Some solutions are pretty simple: if we don’t care about how many tries it takes, you can just start dropping eggs on floor 1 and go up until you’ve reached the correct floor. Floor by floor would get it done, but in our worst case scenario (the egg breaks at floor 100) this means that linearly, our worst case is 100 drops to find our n floor.
My first thought, following a week of studying data structures and search algorithms, is to divide and conquer with a simple binary search. But we can immediately rule out binary search because we only have the 2 eggs.
With a binary search strategy, we’d start with floor 50, and drop the egg from the 50th floor. If the egg breaks we know our n is below 50, if it’s intact the floor we want is above 50. Supposing the egg breaks, the problem here is now we’ve lost an egg and only narrowed down our search by 50 numbers.
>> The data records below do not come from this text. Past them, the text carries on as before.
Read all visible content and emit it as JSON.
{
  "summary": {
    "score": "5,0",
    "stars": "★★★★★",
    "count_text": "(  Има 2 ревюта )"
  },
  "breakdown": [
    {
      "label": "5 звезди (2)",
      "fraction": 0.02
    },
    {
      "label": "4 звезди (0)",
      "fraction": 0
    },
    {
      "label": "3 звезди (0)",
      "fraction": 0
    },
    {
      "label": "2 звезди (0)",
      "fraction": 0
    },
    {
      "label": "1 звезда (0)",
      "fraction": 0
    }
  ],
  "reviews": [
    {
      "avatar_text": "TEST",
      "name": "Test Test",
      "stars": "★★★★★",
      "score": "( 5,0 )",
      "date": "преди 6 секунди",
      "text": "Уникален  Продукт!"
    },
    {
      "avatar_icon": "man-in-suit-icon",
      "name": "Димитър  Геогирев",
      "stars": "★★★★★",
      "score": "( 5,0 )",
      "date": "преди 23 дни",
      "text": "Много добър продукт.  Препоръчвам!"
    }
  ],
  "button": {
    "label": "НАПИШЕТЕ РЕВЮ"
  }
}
The next step would normally be to split that 50 again and dropping the egg at floor 25, but if it breaks we still haven’t found our floor. If it doesn’t, it we’ve only delayed the inevitable by one more step — and still no solution. Worst case scenario: we have to drop our eggs 50 times.
Divide a Little, Conquer a Bit
The next solution takes a little bit of the linear approach and mixes in a little of the splitting from our binary approach. We can start off by dropping an egg at floor 10, increasing the drop floor by 10 at a time, then going back to drop one floor at a time until we find that n. If our egg breaks at floor 10, we know n is one of the 9 floors below us.
Worst case, the egg drops and doesn’t break until floor 100 (10 drops) and we drop the second egg but don’t break it for floors 91–99.
It brings our worst case drop count to 19 drops.
Seems relatively straightforwards, but we can still improve our number of drops.
The next approach can reduce our worse case scenario by balancing the linear drops and our 10 floor drop increment. If getting to the higher floors means more drops overall, we need to decrease the drops we need to perform linearly. We’re essentially trying to make all possible scenarios take the same number of drops to solve.
If we drop our first egg from floor x (10 in our 10 floor strategy), the linear portion of our strategy is x-1 (9 in the above strategy). Our drop count is:
x + (x - 1)
If the egg doesn’t break on the first drop our drop count increases by one, so we’ll need to remove a drop from our floor by floor drop count — the next drop should be from x-1 floors up. Every additional floor jump will need to have one less floor, so that when we get to the linear portion of the solution we’ll have one less floor to check. We continue removing one floor until we only have 1 floor to check:
x + (x-1) + (x-2) + (x-3) + ... + 1
Which simplifies to:
x(x + 1)/2
Because there are 100 floors in our problem, we solve for x when the entire summation is equal to 100:
x(x + 1)/2 = 100
And some math...
x = 13.651
This means we want to start dropping from floor 14, jump up 13 floors to drop from floor 27, jump up 12 floors to drop from floor 39, and so on. Our worst case scenario is then a drop count total of 14.